В противовес этому Ткачев настаивал на том, что настоящий революционер должен призывать народ к восстанию, сам выбирать нужное для него время, а не ждать, когда наступит удобный для этого момент. В связи с этим революционер всегда должен быть готов к революции, которая никогда не будет проходить мирно и тихо, как, по его мнению, об этом мечтал Лавров. Что касается России, то она уже была подготовлена всем ходом своего развития к грядущим революционным потрясениям18.
Таким образом, Ткачев расходился с Лавровым по стратегическим вопросам революционной деятельности. Не последовательное и осторожное проникновение в народную среду, а «возбуждение» в обществе чувство недовольства и «озлобления» существующим порядком. Пропаганда должна настоятельно требовать «практической революционной деятельности и хорошей организации»19. Принципиально важной для Ткачева оставалась возможность захвата власти группой революционеров.
Полемика: революция и народ. Лавров не мог оставить без ответа прозвучавшие в его адрес инвективы. Его контраргументы касались в первую очередь понимания взаимодействия в ходе революции интеллигенции и народа. Неподготовленная революция равнозначна поражению, выгодному в первую очередь «врагам народа», утверждал Лавров. В этом отношении «тактика заговора», в основе которой лежит ставка на интеллигентное меньшинство, была обречена на провал. «Революция в пользу народа может быть произведена только народом - не меньшинством, а большинством и должна опрокинуть разом экономические основы настоящего существующего строя»20.
Вспыхнувшая между двумя теоретиками революционного народничества полемика показала, что существовавшие между ними разногласия касались принципиальных вопросов революционной деятельности. Однако, несмотря на разность взглядов, и Лавров, и Ткачев отводили основной массе населения (народу) в значительной степени подчиненную роль реципиента. Инициатором революционных начинаний однозначно должна была выступать отечественная интеллигенция, вне зависимости от принадлежности к пропагандистской или заговорщической группировке.

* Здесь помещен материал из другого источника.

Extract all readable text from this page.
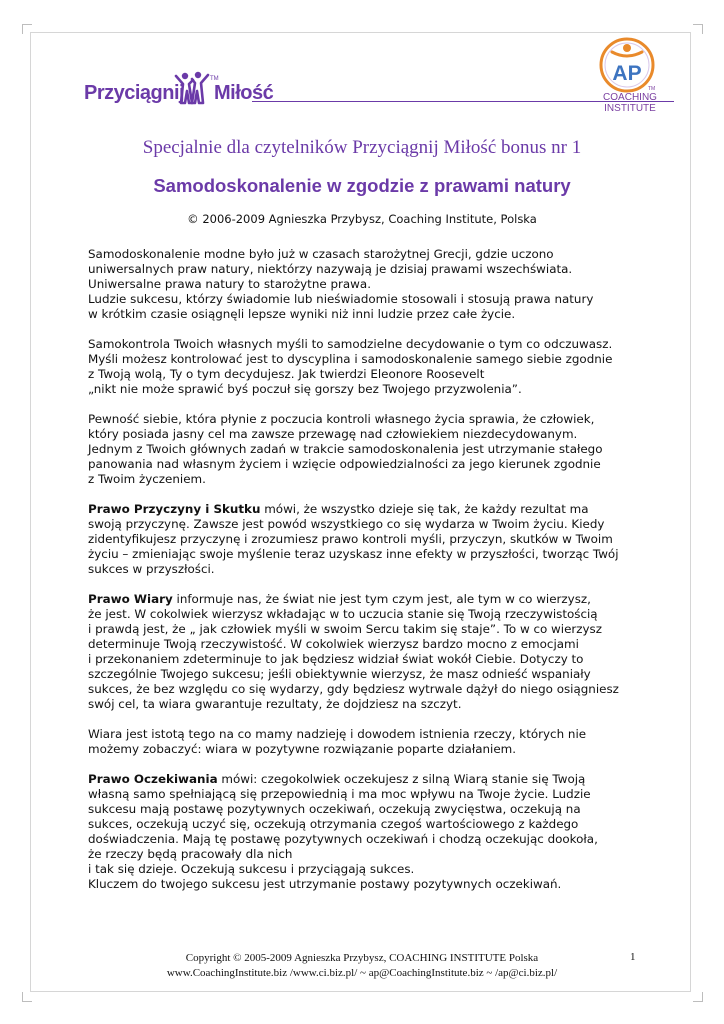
Przyciągnij
TM
Miłość
AP
TM
COACHING
INSTITUTE
Specjalnie dla czytelników Przyciągnij Miłość bonus nr 1
Samodoskonalenie w zgodzie z prawami natury
© 2006-2009 Agnieszka Przybysz, Coaching Institute, Polska

Samodoskonalenie modne było już w czasach starożytnej Grecji, gdzie uczono
uniwersalnych praw natury, niektórzy nazywają je dzisiaj prawami wszechświata.
Uniwersalne prawa natury to starożytne prawa.
Ludzie sukcesu, którzy świadomie lub nieświadomie stosowali i stosują prawa natury
w krótkim czasie osiągnęli lepsze wyniki niż inni ludzie przez całe życie.

Samokontrola Twoich własnych myśli to samodzielne decydowanie o tym co odczuwasz.
Myśli możesz kontrolować jest to dyscyplina i samodoskonalenie samego siebie zgodnie
z Twoją wolą, Ty o tym decydujesz. Jak twierdzi Eleonore Roosevelt
„nikt nie może sprawić byś poczuł się gorszy bez Twojego przyzwolenia”.

Pewność siebie, która płynie z poczucia kontroli własnego życia sprawia, że człowiek,
który posiada jasny cel ma zawsze przewagę nad człowiekiem niezdecydowanym.
Jednym z Twoich głównych zadań w trakcie samodoskonalenia jest utrzymanie stałego
panowania nad własnym życiem i wzięcie odpowiedzialności za jego kierunek zgodnie
z Twoim życzeniem.

Prawo Przyczyny i Skutku mówi, że wszystko dzieje się tak, że każdy rezultat ma
swoją przyczynę. Zawsze jest powód wszystkiego co się wydarza w Twoim życiu. Kiedy
zidentyfikujesz przyczynę i zrozumiesz prawo kontroli myśli, przyczyn, skutków w Twoim
życiu – zmieniając swoje myślenie teraz uzyskasz inne efekty w przyszłości, tworząc Twój
sukces w przyszłości.

Prawo Wiary informuje nas, że świat nie jest tym czym jest, ale tym w co wierzysz,
że jest. W cokolwiek wierzysz wkładając w to uczucia stanie się Twoją rzeczywistością
i prawdą jest, że „ jak człowiek myśli w swoim Sercu takim się staje”. To w co wierzysz
determinuje Twoją rzeczywistość. W cokolwiek wierzysz bardzo mocno z emocjami
i przekonaniem zdeterminuje to jak będziesz widział świat wokół Ciebie. Dotyczy to
szczególnie Twojego sukcesu; jeśli obiektywnie wierzysz, że masz odnieść wspaniały
sukces, że bez względu co się wydarzy, gdy będziesz wytrwale dążył do niego osiągniesz
swój cel, ta wiara gwarantuje rezultaty, że dojdziesz na szczyt.

Wiara jest istotą tego na co mamy nadzieję i dowodem istnienia rzeczy, których nie
możemy zobaczyć: wiara w pozytywne rozwiązanie poparte działaniem.

Prawo Oczekiwania mówi: czegokolwiek oczekujesz z silną Wiarą stanie się Twoją
własną samo spełniającą się przepowiednią i ma moc wpływu na Twoje życie. Ludzie
sukcesu mają postawę pozytywnych oczekiwań, oczekują zwycięstwa, oczekują na
sukces, oczekują uczyć się, oczekują otrzymania czegoś wartościowego z każdego
doświadczenia. Mają tę postawę pozytywnych oczekiwań i chodzą oczekując dookoła,
że rzeczy będą pracowały dla nich
i tak się dzieje. Oczekują sukcesu i przyciągają sukces.
Kluczem do twojego sukcesu jest utrzymanie postawy pozytywnych oczekiwań.

Copyright © 2005-2009 Agnieszka Przybysz, COACHING INSTITUTE Polska
www.CoachingInstitute.biz /www.ci.biz.pl/ ~ ap@CoachingInstitute.biz ~ /ap@ci.biz.pl/
1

Надо сказать, что не менее ожесточенное противостояние в вопросе о характере взаимодействия интеллигенции и народа наблюдалось между сторонниками Бакунина и последователями Ткачева. Основные критические замечания со стороны анархистов привел в одной из своих статей лидер заговорщического направления: «Нас упрекают в высокомерном отношении к народу, - писал он, - вы хотите, говорят нам, сделать революцию, может быть, и для народа, но без народа. Вы хотите, чтобы мыслящее, интеллигентное меньшинство насильственно навязало ему свои идеалы, распяло бы его на прокрустовом ложе своих книжных теорий, одним словом, вы стремитесь не к революции народной, не к революции, идущей снизу вверх, а к революции барской, революции сверху вниз. Потому-то для вашей революции и необходимо государство во всеоружии власти, необходимо именно то, против чего мы боремся, что мы считаем одной из основных причин существующего социального зла»21.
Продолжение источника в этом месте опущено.